Unit Produksi Etanol. Sebelum proses fermentasi, dilakukan proses pengenceran dan filtrasi.
Pengenceran dilakukan agar konsentrasi etanol yang dihasilkan <10% agar Saccharomyces c.
dapat tetap hidup (Liu & Qureshi, 2009). Filtrasi dilakukan dengan menambahkan CaOH2 yang
disertai dengan penggelembungan CO2 untuk menghilangkan pengotor. Pada main fermenter,
S.cerevisae mampu mengkonversi sekitar 95% gula menjadi etanol dengan waktu retensi
sekitar 20 jam pada kondisi anaerob (Ogbonna et al., 2000) pada temperatur 33 oC. Etanol yang
dihasilkan main fermenter memiliki konsentrasi di bawah 10%, sedangkan etanol yang akan
diproduksi harus memiliki konsentrasi 99,6%. Namun, pada konsentrasi 95,6% etanol
membentuk campuran azeotrop dengan air.

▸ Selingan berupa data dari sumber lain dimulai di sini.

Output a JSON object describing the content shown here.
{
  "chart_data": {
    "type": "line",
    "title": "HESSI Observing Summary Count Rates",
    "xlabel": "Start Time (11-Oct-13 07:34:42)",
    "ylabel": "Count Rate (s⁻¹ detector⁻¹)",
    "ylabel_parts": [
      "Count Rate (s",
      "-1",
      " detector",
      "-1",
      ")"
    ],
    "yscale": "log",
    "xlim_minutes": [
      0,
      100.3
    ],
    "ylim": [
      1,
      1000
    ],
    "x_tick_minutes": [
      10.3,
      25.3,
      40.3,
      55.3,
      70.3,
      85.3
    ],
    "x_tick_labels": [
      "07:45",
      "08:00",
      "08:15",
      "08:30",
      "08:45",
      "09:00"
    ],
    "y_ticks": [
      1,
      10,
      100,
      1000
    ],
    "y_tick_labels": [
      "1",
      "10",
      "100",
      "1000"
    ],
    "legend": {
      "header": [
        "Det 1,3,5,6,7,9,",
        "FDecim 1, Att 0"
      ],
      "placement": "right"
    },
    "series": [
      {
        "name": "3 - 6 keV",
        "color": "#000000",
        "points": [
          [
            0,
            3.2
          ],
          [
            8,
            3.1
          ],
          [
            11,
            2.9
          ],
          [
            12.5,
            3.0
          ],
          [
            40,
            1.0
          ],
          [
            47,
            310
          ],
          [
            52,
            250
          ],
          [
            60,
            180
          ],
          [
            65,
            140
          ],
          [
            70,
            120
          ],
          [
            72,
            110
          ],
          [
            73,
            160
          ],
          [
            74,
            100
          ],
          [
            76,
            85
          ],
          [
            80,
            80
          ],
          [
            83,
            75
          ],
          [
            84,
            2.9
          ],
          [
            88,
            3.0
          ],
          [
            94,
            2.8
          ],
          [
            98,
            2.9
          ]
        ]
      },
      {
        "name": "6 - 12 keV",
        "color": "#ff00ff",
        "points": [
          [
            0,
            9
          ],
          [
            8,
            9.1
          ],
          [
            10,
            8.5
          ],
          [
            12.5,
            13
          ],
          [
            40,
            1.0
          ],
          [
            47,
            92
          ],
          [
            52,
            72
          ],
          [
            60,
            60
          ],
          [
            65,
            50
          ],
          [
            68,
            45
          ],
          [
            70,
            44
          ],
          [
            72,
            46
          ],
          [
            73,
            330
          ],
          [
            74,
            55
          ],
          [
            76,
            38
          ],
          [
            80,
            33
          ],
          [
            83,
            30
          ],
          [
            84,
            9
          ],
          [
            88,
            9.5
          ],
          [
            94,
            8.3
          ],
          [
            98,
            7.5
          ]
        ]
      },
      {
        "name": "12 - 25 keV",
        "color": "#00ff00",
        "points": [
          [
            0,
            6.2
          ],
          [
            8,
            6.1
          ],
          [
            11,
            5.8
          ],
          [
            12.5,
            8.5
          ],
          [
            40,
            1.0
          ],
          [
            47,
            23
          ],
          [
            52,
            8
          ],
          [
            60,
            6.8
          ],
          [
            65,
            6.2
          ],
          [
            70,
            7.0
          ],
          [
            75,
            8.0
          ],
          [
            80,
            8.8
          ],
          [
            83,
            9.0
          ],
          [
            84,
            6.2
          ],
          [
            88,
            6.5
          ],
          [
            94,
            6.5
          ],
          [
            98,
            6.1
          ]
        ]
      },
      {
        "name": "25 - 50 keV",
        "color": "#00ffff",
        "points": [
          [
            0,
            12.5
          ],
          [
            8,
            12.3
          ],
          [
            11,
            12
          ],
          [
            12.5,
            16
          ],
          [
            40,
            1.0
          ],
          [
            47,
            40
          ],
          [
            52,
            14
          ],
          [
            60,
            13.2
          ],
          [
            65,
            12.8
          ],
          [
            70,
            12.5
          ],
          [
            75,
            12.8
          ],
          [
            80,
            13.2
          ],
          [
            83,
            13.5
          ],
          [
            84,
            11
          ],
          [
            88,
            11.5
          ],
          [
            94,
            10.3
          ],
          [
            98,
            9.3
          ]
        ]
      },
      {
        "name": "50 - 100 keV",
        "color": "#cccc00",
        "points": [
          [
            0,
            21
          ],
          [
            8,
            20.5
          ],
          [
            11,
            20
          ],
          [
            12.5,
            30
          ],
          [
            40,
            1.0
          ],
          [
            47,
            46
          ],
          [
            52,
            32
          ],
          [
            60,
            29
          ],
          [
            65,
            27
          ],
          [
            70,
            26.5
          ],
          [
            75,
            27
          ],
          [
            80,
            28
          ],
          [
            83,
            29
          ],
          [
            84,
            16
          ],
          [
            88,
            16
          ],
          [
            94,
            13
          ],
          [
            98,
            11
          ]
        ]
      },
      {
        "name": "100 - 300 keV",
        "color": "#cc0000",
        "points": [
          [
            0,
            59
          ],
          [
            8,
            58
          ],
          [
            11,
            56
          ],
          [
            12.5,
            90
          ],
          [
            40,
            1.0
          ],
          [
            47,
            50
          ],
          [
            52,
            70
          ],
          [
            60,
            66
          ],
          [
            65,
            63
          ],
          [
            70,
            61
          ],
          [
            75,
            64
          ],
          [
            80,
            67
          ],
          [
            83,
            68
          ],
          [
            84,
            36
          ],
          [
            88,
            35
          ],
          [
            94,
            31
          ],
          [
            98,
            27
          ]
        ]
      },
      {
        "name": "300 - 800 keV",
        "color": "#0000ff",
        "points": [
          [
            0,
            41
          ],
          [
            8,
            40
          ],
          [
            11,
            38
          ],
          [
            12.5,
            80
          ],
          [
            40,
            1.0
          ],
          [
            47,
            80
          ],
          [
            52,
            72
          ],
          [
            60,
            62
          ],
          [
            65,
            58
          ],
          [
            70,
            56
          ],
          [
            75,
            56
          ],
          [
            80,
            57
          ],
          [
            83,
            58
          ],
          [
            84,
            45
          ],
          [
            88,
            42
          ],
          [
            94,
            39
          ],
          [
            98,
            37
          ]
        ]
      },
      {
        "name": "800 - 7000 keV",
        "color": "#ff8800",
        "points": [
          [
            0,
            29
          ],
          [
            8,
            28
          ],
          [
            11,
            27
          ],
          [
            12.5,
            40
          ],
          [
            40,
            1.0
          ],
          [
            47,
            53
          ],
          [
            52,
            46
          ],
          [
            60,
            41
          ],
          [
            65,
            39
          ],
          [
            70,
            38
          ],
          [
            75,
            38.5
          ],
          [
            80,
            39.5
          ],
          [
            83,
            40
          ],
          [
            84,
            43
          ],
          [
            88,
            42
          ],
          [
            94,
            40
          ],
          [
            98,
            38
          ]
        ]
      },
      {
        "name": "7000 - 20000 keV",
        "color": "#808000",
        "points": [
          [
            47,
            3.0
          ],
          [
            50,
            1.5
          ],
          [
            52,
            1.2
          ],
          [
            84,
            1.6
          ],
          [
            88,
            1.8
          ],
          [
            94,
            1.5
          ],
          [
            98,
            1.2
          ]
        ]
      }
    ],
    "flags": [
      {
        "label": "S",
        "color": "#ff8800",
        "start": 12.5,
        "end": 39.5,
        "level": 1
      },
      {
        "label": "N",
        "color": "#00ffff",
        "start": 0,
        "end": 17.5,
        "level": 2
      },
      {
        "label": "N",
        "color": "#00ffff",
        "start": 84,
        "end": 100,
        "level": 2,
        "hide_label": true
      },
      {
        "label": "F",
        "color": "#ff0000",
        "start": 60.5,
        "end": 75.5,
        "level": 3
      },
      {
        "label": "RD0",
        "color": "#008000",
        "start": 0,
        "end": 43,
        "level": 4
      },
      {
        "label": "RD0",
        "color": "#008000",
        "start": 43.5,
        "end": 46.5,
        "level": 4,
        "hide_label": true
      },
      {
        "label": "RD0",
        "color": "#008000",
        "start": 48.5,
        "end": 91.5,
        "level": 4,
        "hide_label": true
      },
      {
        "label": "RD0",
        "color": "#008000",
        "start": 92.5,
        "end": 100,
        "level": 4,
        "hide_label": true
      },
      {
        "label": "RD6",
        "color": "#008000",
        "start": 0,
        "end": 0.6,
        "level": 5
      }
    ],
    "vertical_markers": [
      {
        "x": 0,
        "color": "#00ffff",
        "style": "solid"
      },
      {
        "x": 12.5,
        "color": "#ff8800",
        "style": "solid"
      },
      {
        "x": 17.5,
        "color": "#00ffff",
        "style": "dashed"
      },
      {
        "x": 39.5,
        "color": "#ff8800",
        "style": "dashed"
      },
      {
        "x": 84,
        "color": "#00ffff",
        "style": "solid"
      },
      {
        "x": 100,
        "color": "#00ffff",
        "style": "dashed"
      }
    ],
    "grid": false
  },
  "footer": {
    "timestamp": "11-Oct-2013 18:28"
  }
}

Oleh karena itu, proses purifikasi etanol dibagi
menjadi dua: distilasi biasa hingga mendekati titik azeotrop, dan distilasi ekstraktif dengan
pelarut etilen glikol (EG) untuk mengatasi kondisi azeotrop.
Page 5
5
Unit Pembangkit Listrik. Residu biomassa yang tidak terhidrolisis dibakar secara langsung
untuk mendapatkan panas guna menghasilkan uap air. Selanjutnya, melalui siklus Rankine
(steam-turbine), uap tersebut digunakan untuk menghasilkan listrik.
Unit Generasi Kukus Tenaga Surya. Kebutuhan kukus pada kilang hayati dipenuhi oleh
sistem generasi kukus tenaga surya dengan tipe kolektor surya parabolik. Sinar matahari dapat
dikonsentrasikan dan ditangkap oleh kolektor yang dapat menghasilkan panas untuk
menghasilkan kukus dengan rentang suhu menengah hingga tinggi.
Life Cycle Assessment (LCA) merupakan mekanisme untuk menganalisa dan
memperhitungkan dampak lingkungan total dari suatu produk dalam setiap tahapan daur
hidupnya. LCA memiliki 4 tahapan utama, yaitu: (1) penentuan tujuan dan ruang lingkup, (2)
inventarisasi data, (3) penilaian dampak, dan (4) interpretasi data (IRAM-ISO-14040, 2006).
Optimisasi multi-objektif adalah mengoptimisasi suatu masalah berdasarkan dua atau lebih
tujuan yang saling berlawanan, berdasarkan batasan-batasan tertentu sehingga tidak akan
didapatkan suatu solusi tunggal. Suatu solusi dikatakan efisien jika dan hanya jika tidak ada
solusi lain yang mampu meningkatkan satu fungsi objektif tanpa memperburuk fungsi objektif
lainnya (Pei Liu, 2009). Kumpulan dari semua solusi yang efektif disebut sebagai batas Pareto
(Gambar 2).
Gambar 2. Kurva Pareto
(Noesis Solutions, n.d.)
Page 6
6
Algoritma yang digunakan untuk menyelesaikan optimisasi multi-objektif adalah metode 𝜖-
constraint. Algoritma ini melakukan skalarisasi dengan cara mengubah salah satu fungsi
objektif menjadi batasan (constraint) bagi fungsi objektif lainnya. Metode 𝜖-constraint
menyelesaikan masalah dengan cara membagi spasi dari fungsi objektif menjadi interval-
interval kecil dan mendapatkan solusi optimum pada titik-titik interval tersebut.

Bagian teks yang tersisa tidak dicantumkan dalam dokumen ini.